Could you share a bit more about the position of transgender individuals in China?
The 'T' in LGBT is rapidly gaining in visibility in China, as the big organizations start to focus on this group as well. Transgenders face serious discrimination in finding employment. In ' Brothers,Tony shares his experience of having to use fake IDs if he wants to find work. And if someone undergoes a sex change after graduating from college, their educational records basically become useless.
However, in some ways being a transgender is more accepted in Chinese society than being gay. For example, there are Chinese celebrities that are openly transgender, such as Jin Xing (@金星). If they undergo a sex change and then engage in 'regular' heterosexual relationships, it seems like they are less threatening to the system than gays. By contrast, we do not have any openly gay celebrities. But there are always minorities within minorities: Tony first identified as a gay transgender, later he got medical testing that diagnosed him as "intersex," which has him rethinking his identity once again.
The discourse is slowly broadening to include queer, intersex and asexual communities. Bisexuality receives comparatively little attention. Although the issues there different sexual and gender minorities face differ greatly, it is good that we join forces where possible. LGBTQIA ... the acronym can't get long enough.
What is the origin of the most-frequently used terms for gays and lesbians in China: 'comrade' (同志) and 'lala' (拉拉)?
Yes. I like the term "comrade," which also gets used among members of the Communist Party.
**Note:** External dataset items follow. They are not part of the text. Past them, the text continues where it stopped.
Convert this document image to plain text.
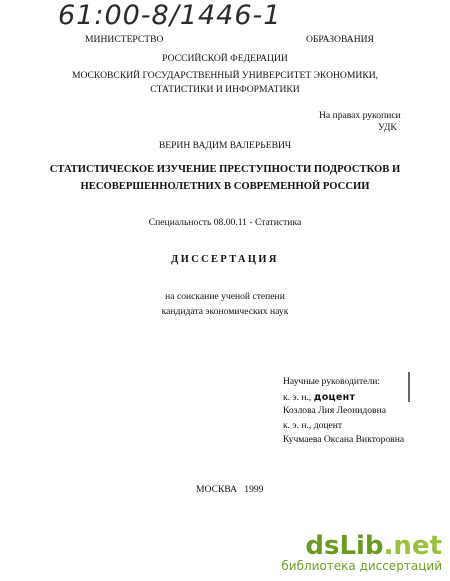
61:00-8/1446-1
МИНИСТЕРСТВО	ОБРАЗОВАНИЯ
РОССИЙСКОЙ ФЕДЕРАЦИИ
МОСКОВСКИЙ ГОСУДАРСТВЕННЫЙ УНИВЕРСИТЕТ ЭКОНОМИКИ,
СТАТИСТИКИ И ИНФОРМАТИКИ
На правах рукописи
УДК
ВЕРИН ВАДИМ ВАЛЕРЬЕВИЧ
СТАТИСТИЧЕСКОЕ ИЗУЧЕНИЕ ПРЕСТУПНОСТИ ПОДРОСТКОВ И
НЕСОВЕРШЕННОЛЕТНИХ В СОВРЕМЕННОЙ РОССИИ
Специальность 08.00.11 - Статистика
ДИССЕРТАЦИЯ
на соискание ученой степени
кандидата экономических наук
Научные руководители:
к. э. н., доцент
Козлова Лия Леонидовна
к. э. н., доцент
Кучмаева Оксана Викторовна
МОСКВА   1999
dsLib.net
библиотека диссертаций
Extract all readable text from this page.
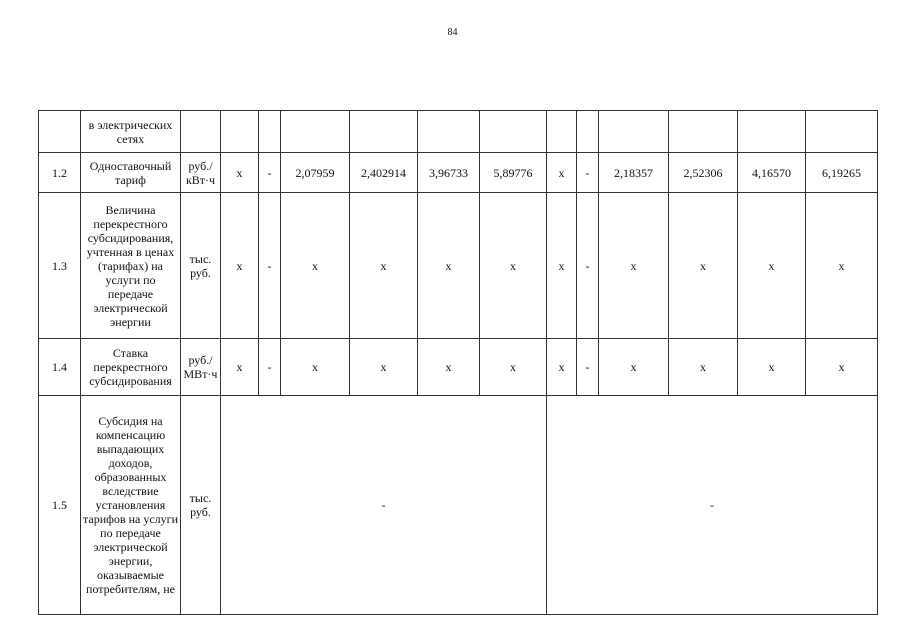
84
	в электрических сетях													
1.2	Одноставочный тариф	руб./ кВт·ч	х	-	2,07959	2,402914	3,96733	5,89776	х	-	2,18357	2,52306	4,16570	6,19265
1.3	Величина перекрестного субсидирования, учтенная в ценах (тарифах) на услуги по передаче электрической энергии	тыс. руб.	х	-	х	х	х	х	х	-	х	х	х	х
1.4	Ставка перекрестного субсидирования	руб./ МВт·ч	х	-	х	х	х	х	х	-	х	х	х	х
1.5	Субсидия на компенсацию выпадающих доходов, образованных вследствие установления тарифов на услуги по передаче электрической энергии, оказываемые потребителям, не	тыс. руб.	-						-					
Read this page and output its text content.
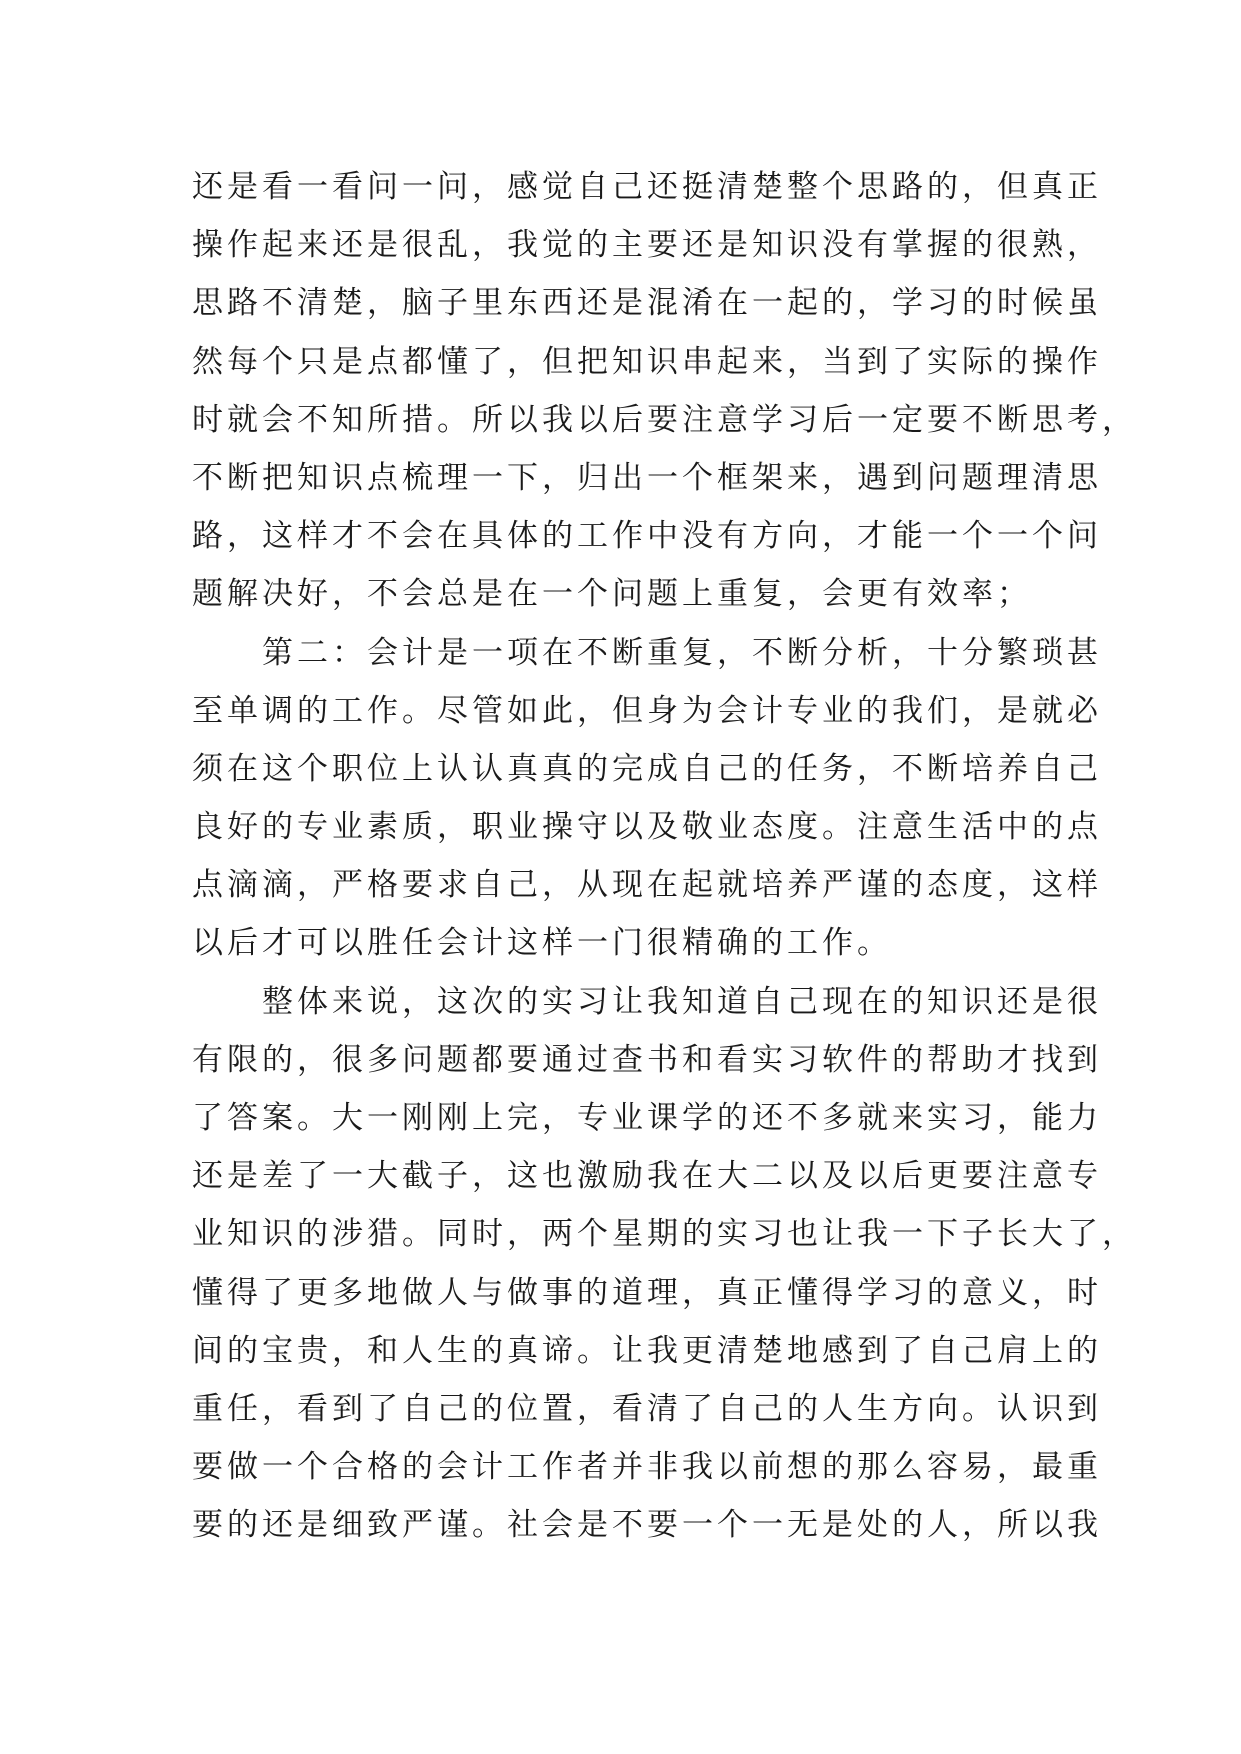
还是看一看问一问，感觉自己还挺清楚整个思路的，但真正
操作起来还是很乱，我觉的主要还是知识没有掌握的很熟，
思路不清楚，脑子里东西还是混淆在一起的，学习的时候虽
然每个只是点都懂了，但把知识串起来，当到了实际的操作
时就会不知所措。所以我以后要注意学习后一定要不断思考，
不断把知识点梳理一下，归出一个框架来，遇到问题理清思
路，这样才不会在具体的工作中没有方向，才能一个一个问
题解决好，不会总是在一个问题上重复，会更有效率；
第二：会计是一项在不断重复，不断分析，十分繁琐甚
至单调的工作。尽管如此，但身为会计专业的我们，是就必
须在这个职位上认认真真的完成自己的任务，不断培养自己
良好的专业素质，职业操守以及敬业态度。注意生活中的点
点滴滴，严格要求自己，从现在起就培养严谨的态度，这样
以后才可以胜任会计这样一门很精确的工作。
整体来说，这次的实习让我知道自己现在的知识还是很
有限的，很多问题都要通过查书和看实习软件的帮助才找到
了答案。大一刚刚上完，专业课学的还不多就来实习，能力
还是差了一大截子，这也激励我在大二以及以后更要注意专
业知识的涉猎。同时，两个星期的实习也让我一下子长大了，
懂得了更多地做人与做事的道理，真正懂得学习的意义，时
间的宝贵，和人生的真谛。让我更清楚地感到了自己肩上的
重任，看到了自己的位置，看清了自己的人生方向。认识到
要做一个合格的会计工作者并非我以前想的那么容易，最重
要的还是细致严谨。社会是不要一个一无是处的人，所以我
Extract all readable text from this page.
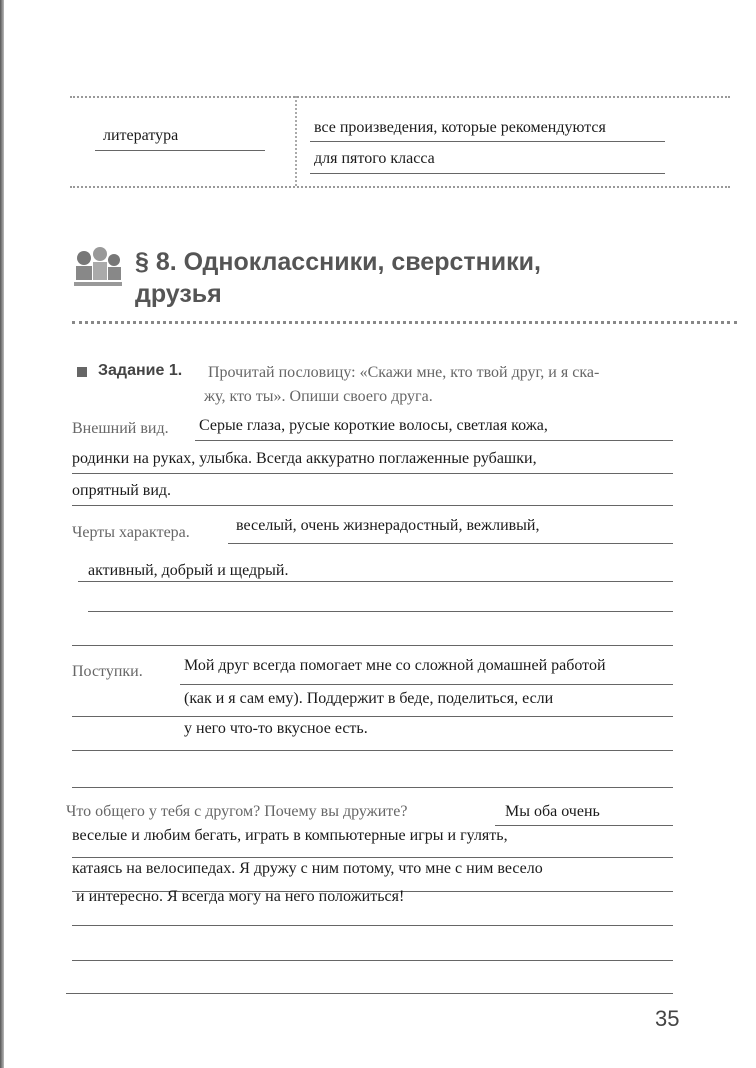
литература	все произведения, которые рекомендуются
для пятого класса
§ 8. Одноклассники, сверстники,
друзья
Задание 1. Прочитай пословицу: «Скажи мне, кто твой друг, и я ска-
жу, кто ты». Опиши своего друга.
Внешний вид. Серые глаза, русые короткие волосы, светлая кожа,
родинки на руках, улыбка. Всегда аккуратно поглаженные рубашки,
опрятный вид.
Черты характера.	веселый, очень жизнерадостный, вежливый,
активный, добрый и щедрый.
Поступки.	Мой друг всегда помогает мне со сложной домашней работой
(как и я сам ему). Поддержит в беде, поделиться, если
у него что-то вкусное есть.
Что общего у тебя с другом? Почему вы дружите?	Мы оба очень
веселые и любим бегать, играть в компьютерные игры и гулять,
катаясь на велосипедах. Я дружу с ним потому, что мне с ним весело
и интересно. Я всегда могу на него положиться!
35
In early 20th century China, the term had a strong inclusive character emphasizing the common ground between its users, whether male or female. It was first used as a term for gays and lesbians in the Chinese title of a 1989 film festival in Hong Kong. Of course, its use among gays is ironic considering the marginalization of LGBTs within the Party. But it is mostly a very positive term that gays picked themselves, as opposed to earlier abusive terms like "gaylo."
"Lala" is the name of a lesbian protagonist in 1994 Taiwanese novel Notes of a Crocodile (鱷魚手記) by Qiu Miaojin. The term has been widely adopted among lesbians in mainland China as well. In addition, in Chinese we also frequently use the English terms "gays" and "les" (short for lesbians).
What is next for heightening acceptance of LGBTs in China? How do you see your own role in this process?
Sex education is key. Currently, too many mainland Chinese are still completely blank on the topic when they get to university. And the current trend of increased self-acceptance and self-confidence will hopefully continue and result in wider understanding.
Many gays prefer not to initiate a confrontation with their families. Their parents might actually know or suspect they are in a same-sex relationship, but as long as it remains unsaid, no social taboos are violated. So they bring home their partner to celebrate Chinese New Year, as "their best friend." You could call this a sort of tolerance as well. We sometimes joke: in China it is not about "coming out" but about "coming home." This does not mean people who chose to do this are not being true to themselves. It just means that there are many strategies to deal with family relations as a gay in China, and that coming out is only one of them.